Steve Baker - Class of 2014

Blazing the path of a true Canadian champion

As a youngster Steve Baker enjoyed riding dirt trails around his home town of Bellingham, Washington. By the time he was 16 he had taken up racing and was honing his skills up and down the West coast of the United States and Canada. In short order, Steve became the top ranked novice short track and Junior TT rider in the country.

By 1971 Yamaha’s race director Bob Work, who had been following Steve’s dirt track success, offered him a ride on a TD2 sponsored by Canadian importer, Trev Deeley Ltd. Steve took to road racing naturally and by 1973 had won his first Canadian 250 Expert Championship. In the ensuing three race seasons, Baker blazed the path of a true champion, producing 9 more Canadian National plates. Bob Work speaks of Steve’s innate ability to learn a new track very quickly but to run at the front and finish the race, the bike also has to be very well prepared. The team of Baker/Work were the stuff.

Steve had success road racing in the US as well, supported by Yamaha Motor Canada. In 1975 Steve recorded a 2nd at the Daytona 200, 3rd in the 250cc 100 mile race and returned in 1976, making the podium again with a 3rd in the 250cc class. Baker then went on to earn his first AMA national win at Loudon, NH and capped the weekend off with a 250GP win. He duplicated that performance in August that season at Laguna Seca Raceway, again winning the National and the 250GP. These results placed Steve 2nd overall in the series behind Kenny Roberts.

In 1977, Baker started the year impressively by qualifying on the pole for the Daytona 200. He went on to win the rain-shortened 200 miler and the International Lightweight 250 Grand Prix event as well. From there he competed in both the newly formed Formula 750 World Series and the 500cc World Championship Grand Prix. With wins at Daytona, Spain, England, Austria and Belgium, Steve Baker and the Canadian Yamaha Team secured the Road Racing World Championship in the Formula 750 Series and finished runner-up to Barry Sheene in the 500 World Championship.

For that extraordinary season, Steve Baker and Team Yamaha were also recipients of the International Ambassador Award for their outstanding promotion of Canadian motorcycle racing.
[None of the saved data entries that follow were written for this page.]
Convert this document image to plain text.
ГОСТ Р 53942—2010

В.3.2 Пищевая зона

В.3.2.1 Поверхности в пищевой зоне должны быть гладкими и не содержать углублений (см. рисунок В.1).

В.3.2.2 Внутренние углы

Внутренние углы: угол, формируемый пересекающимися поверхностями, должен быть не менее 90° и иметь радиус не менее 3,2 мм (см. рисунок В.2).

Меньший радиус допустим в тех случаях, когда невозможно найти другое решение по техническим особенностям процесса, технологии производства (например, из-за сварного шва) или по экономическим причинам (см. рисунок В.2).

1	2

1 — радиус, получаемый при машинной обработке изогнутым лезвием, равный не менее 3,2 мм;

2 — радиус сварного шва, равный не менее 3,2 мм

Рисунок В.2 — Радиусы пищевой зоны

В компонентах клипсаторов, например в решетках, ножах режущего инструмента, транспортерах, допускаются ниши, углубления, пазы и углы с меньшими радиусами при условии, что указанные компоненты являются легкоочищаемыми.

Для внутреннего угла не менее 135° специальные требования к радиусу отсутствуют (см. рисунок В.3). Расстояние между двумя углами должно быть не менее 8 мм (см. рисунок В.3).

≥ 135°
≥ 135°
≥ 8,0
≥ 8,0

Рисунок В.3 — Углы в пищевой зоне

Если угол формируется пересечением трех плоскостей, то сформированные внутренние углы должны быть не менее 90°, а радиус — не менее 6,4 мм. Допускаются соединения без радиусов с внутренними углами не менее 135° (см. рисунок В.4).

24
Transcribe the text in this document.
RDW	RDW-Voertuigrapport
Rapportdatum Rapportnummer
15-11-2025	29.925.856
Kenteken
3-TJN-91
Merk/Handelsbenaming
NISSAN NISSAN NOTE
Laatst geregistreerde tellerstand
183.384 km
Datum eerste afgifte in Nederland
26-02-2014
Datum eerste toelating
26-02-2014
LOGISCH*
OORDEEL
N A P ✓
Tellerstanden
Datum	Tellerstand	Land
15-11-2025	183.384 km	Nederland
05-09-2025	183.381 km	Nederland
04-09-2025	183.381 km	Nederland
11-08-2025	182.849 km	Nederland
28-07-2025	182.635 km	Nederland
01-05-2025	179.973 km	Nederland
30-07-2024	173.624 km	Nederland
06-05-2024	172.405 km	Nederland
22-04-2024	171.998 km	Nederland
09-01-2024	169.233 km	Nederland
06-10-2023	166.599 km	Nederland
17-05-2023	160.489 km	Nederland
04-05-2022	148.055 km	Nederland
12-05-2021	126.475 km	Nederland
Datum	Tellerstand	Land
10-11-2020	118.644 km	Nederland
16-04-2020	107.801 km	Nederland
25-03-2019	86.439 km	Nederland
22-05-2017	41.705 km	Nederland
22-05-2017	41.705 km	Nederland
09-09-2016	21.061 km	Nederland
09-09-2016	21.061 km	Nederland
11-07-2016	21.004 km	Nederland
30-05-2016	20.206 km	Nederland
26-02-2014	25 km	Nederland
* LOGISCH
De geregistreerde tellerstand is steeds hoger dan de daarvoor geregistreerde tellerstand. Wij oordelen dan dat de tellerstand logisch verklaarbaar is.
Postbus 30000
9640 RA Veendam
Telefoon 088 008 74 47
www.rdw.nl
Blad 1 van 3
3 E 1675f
The close of 1977 brought an end to that Cinderella season. Yamaha did not renew his contract so Steve spent 1978 contesting the 500cc World Championships on a privateer Suzuki. At the end of that season, Baker suffered a devastating accident at the Mosport circuit in Canada. That crash left him with a broken arm and shattered his left leg for the third time. Soon afterward, Baker decided to retire from racing.

Today Steve maintains an office in the motorcycle dealership he owned near Bellingham, WA. Since 2007 Steve has been traveling to Europe regularly as a rider for the Yamaha Classic Race Team based in Holland. This has provided him the opportunity to reconnect with many of the riders he competed against during his GP career and ride the 1970’s Yamaha race bikes ranging from the TZ125 to his favorite the OW-31 TZ750.